“Did you find your clothes?” Louise asked Marie rather superfluously, for she had on her sailor-suit, rather fresher-looking than it had been before.

“It was all done when we got there,” said Marie, “but Edith’s dress was harder to do—all those ruffles, you know—so Mary’s still ironing it.”

“Then we’d better sit here and wait for her,” suggested Louise. “And oh, girls, we have a plan.”

“A real plan, all hand-made?” mocked Helen. “Do tell us about it.”

So then the camping-trip was discussed and votes taken about it. Helen, of course, could go. Marie was sure she would be allowed to.

“Mother says I stay in the house and read too much anyway,” she said.

The other girls, drifting up one by one, were all wild over the idea. Edith, in her freshly-laundered frock, was a little doubtful about the hike, but as she said, if she fainted from exhaustion she could take a train or a carriage or something the rest of the way.

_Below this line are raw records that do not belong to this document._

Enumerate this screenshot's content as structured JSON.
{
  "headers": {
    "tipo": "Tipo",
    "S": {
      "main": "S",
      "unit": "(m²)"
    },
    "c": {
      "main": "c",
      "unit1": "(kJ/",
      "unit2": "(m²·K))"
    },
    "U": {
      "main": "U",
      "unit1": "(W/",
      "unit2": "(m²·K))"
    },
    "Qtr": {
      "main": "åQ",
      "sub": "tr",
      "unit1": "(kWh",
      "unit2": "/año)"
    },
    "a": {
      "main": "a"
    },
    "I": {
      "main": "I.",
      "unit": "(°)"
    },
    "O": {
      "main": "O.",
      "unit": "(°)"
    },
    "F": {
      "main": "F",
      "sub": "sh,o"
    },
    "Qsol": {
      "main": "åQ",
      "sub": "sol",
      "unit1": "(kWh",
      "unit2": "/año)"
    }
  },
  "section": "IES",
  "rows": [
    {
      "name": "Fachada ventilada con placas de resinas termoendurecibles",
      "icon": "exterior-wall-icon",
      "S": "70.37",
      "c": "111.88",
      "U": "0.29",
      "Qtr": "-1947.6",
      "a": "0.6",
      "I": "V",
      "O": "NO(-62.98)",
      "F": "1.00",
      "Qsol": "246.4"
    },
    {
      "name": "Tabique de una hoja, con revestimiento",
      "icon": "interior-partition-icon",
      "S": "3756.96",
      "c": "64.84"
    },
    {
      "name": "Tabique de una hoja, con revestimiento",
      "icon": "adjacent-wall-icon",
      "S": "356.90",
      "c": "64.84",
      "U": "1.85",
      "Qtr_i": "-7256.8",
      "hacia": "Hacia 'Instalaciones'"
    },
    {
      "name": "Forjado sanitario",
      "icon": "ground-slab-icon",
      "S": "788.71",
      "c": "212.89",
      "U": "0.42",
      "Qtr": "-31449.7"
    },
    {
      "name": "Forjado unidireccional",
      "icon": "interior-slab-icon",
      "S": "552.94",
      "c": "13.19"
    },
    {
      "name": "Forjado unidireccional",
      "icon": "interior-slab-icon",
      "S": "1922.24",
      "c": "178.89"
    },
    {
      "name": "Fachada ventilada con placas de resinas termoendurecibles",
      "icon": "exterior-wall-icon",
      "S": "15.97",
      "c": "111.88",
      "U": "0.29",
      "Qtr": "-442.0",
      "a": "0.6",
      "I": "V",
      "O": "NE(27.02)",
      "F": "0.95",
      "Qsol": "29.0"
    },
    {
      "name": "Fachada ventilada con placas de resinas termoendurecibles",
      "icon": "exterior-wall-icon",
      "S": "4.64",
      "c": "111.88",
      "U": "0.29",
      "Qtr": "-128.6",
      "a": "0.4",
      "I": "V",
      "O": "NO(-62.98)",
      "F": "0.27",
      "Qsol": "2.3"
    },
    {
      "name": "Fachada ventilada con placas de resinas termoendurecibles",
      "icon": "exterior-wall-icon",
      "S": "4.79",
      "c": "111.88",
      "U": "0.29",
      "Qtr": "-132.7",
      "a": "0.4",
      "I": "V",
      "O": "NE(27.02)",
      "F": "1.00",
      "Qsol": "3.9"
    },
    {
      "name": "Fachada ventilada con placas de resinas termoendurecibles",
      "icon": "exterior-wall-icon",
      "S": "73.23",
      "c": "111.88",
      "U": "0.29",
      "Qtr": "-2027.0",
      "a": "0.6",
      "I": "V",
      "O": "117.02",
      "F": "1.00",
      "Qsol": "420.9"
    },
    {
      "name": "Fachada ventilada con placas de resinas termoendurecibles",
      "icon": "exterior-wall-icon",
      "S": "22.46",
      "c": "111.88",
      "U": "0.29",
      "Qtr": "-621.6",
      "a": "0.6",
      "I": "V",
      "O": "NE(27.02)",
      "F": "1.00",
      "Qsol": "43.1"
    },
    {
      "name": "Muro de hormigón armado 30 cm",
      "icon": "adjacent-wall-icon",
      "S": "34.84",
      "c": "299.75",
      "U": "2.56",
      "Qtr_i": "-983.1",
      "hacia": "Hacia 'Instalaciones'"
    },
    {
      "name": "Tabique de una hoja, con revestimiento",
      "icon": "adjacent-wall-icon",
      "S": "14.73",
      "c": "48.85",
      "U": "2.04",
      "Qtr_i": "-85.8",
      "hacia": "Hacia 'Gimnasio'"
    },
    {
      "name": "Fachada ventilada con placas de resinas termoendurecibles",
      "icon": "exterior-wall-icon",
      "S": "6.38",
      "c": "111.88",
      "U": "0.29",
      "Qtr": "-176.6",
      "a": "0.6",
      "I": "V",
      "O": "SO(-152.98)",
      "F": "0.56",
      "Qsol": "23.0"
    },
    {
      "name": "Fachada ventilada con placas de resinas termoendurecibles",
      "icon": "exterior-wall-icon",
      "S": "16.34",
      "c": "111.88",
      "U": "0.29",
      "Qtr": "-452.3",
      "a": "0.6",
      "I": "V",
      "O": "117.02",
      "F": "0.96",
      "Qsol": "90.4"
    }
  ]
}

They talked camping till it was time to go back and pack up things for the return trip. So the girls rose up from around the apple-tree, and stowed everything away in the baskets and satchels they had brought, and walked back to the trolley. First, though, they gave old Mary all the provisions they had left; cocoa, six rolls, and a generous half of the chocolate cake.

“That certainly was a life-sized cake!” breathed Winnie as she set it on Mary’s kitchen table. “But it won’t be as hard to eat as it was to carry, will it?”

“Sure ye needn’t worry but what it’ll get et,” laughed Mary. “Many thanks, an’ good luck to yez all.”